The “:under God” part is largely obsolete as the ACLU (Anti-Christian Commie Liberal Union) will eventually sue to have it removed from the pledge even as they have managed to remove the requirement to say the pledge at all. Now loyalty to government only, and not God, is required for public service.
“With liberty and justice for all” Depends upon your definition of liberty. Personal license to behave badly, especially when it annoys others, is a growing “right,” whilst liberty to pursue property rights shrinks. Justice now means “group rights” more than that which is due to each individual. And “for all” means for diverse groups of people(s) subdivided by race, ethnicity, age, “gender,” disability, illegal alien status, or sexual perversion. Christians or conservatives need not apply. In short, there is no longer an “all” to whom standards of justice or liberty apply. And no unifying principle.

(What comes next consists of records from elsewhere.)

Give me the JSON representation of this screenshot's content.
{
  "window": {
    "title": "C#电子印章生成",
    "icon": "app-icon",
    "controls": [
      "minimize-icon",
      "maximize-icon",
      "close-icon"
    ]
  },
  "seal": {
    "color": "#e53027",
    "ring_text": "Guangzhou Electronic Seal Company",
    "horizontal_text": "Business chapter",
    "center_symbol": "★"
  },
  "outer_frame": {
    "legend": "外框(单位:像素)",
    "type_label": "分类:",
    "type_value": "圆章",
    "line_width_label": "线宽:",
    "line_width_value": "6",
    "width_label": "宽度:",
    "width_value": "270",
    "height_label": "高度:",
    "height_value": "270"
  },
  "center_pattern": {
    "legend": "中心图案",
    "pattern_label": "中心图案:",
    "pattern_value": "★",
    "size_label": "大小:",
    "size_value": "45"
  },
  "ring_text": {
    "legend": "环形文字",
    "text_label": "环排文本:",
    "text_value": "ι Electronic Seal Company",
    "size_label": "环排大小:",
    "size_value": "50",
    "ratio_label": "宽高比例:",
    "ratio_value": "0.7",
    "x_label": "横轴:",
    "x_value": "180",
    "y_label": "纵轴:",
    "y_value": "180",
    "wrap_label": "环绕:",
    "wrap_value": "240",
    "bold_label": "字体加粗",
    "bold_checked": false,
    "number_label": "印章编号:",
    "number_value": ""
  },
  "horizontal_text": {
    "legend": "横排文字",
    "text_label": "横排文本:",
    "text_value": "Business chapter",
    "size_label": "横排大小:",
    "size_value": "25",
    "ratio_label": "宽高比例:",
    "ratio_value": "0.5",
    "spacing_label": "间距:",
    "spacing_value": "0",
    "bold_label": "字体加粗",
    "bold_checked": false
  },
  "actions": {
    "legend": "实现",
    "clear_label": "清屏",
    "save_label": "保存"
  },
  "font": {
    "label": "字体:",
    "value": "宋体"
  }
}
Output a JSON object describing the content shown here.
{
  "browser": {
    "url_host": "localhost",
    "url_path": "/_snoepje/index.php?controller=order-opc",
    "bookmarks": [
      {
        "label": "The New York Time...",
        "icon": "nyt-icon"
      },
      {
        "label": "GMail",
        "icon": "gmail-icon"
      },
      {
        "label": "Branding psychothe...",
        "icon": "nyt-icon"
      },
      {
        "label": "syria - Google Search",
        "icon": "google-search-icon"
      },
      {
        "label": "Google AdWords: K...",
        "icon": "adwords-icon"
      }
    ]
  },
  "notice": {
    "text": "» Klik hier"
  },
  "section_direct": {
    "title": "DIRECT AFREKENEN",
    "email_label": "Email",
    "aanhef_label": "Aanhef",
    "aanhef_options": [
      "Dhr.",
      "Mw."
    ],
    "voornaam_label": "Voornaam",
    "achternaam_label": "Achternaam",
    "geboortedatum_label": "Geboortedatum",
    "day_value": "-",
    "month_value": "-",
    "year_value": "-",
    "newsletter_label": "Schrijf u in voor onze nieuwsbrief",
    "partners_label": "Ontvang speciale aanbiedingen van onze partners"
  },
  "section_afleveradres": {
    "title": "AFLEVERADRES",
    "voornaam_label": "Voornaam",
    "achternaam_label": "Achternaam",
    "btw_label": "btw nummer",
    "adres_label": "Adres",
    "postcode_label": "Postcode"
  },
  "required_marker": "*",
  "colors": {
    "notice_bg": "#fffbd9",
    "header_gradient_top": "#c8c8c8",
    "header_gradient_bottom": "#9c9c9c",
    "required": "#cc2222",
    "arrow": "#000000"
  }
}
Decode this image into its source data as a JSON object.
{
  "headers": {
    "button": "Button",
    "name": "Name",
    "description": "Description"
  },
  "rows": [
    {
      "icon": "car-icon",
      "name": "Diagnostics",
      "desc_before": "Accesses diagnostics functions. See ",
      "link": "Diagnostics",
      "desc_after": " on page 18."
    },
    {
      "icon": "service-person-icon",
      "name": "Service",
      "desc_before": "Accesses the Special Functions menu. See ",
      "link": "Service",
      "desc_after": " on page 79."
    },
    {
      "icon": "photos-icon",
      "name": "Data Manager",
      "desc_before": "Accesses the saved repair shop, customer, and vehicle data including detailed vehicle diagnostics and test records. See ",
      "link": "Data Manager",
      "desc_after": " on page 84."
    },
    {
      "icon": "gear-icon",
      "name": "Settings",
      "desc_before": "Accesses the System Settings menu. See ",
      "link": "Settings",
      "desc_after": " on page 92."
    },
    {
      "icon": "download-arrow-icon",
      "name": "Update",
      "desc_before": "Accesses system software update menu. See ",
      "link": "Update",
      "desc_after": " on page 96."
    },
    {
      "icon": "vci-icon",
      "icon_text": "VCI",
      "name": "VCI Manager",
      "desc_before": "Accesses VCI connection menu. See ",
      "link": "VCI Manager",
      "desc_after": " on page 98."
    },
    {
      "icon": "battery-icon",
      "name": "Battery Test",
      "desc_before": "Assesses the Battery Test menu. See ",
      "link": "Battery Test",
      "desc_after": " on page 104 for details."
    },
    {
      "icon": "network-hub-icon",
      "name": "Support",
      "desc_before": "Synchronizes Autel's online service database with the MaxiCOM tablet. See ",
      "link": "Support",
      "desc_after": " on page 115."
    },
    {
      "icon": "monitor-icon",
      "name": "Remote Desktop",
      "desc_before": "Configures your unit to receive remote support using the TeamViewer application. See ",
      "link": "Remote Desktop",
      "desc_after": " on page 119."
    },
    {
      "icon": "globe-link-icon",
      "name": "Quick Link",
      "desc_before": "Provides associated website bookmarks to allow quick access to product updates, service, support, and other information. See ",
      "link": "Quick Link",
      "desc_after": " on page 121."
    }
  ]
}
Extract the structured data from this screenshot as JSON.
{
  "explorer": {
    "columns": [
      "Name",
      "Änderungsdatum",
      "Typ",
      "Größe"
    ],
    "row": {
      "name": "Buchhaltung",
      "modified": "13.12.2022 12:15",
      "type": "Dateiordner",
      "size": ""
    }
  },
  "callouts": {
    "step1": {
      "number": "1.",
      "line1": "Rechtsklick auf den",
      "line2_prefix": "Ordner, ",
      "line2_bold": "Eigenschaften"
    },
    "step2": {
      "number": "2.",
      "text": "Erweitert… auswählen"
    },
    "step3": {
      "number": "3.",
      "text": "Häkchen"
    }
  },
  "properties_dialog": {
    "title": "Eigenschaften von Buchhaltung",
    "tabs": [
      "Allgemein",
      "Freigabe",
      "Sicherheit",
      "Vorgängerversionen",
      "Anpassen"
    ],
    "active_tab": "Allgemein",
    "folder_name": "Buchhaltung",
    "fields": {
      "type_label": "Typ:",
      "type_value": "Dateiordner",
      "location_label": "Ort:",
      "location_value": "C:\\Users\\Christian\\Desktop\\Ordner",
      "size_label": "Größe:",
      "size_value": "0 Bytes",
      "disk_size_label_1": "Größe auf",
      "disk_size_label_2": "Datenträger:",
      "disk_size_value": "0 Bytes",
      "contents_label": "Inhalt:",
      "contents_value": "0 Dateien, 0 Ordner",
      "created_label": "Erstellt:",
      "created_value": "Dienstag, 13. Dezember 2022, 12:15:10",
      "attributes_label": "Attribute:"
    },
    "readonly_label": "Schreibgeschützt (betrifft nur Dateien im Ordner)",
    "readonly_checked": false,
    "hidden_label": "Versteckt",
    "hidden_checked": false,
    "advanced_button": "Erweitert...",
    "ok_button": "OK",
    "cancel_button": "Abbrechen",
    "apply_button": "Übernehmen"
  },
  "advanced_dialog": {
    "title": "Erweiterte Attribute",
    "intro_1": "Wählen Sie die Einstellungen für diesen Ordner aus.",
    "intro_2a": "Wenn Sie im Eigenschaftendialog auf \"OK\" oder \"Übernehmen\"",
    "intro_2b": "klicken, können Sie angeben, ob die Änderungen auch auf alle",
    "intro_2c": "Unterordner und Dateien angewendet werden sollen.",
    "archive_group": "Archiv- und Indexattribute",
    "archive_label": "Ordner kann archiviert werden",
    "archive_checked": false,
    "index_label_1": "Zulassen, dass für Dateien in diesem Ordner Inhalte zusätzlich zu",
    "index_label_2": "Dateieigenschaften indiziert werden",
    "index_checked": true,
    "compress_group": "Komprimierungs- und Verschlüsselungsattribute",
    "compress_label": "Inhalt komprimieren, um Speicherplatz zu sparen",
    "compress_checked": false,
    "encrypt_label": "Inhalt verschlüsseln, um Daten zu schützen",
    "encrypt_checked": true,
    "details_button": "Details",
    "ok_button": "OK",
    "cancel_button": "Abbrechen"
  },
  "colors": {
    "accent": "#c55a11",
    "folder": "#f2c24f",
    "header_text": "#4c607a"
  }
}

So what is an unreconstructed southern conservative to do? I have come up with a new pledge that more accurately reflects the past reality of our constitutional regime:
“I pledge allegiance to the Constitution
of the United States of America
and to the Republic for which is stands,
that recognizes our rights
given by God,
to live as free citizens of
Fifty Sovereign States,
with liberty and justice for all.
Now liberals might want to hear instead:
“I pledge allegiance to the flag
of the United Nations,
and to the Peoples’ Democracy
for which it stands
one World
under Goverment our god,
with sexual freedom,
and unlimited license to "act out" our diverse lifestyles
and rich peoples’ property to share
amongst diverse and politically correct peoples,
and death to Christians and conservatives everywhere!
I am sure you, dear readers, can come up with other suggested versions.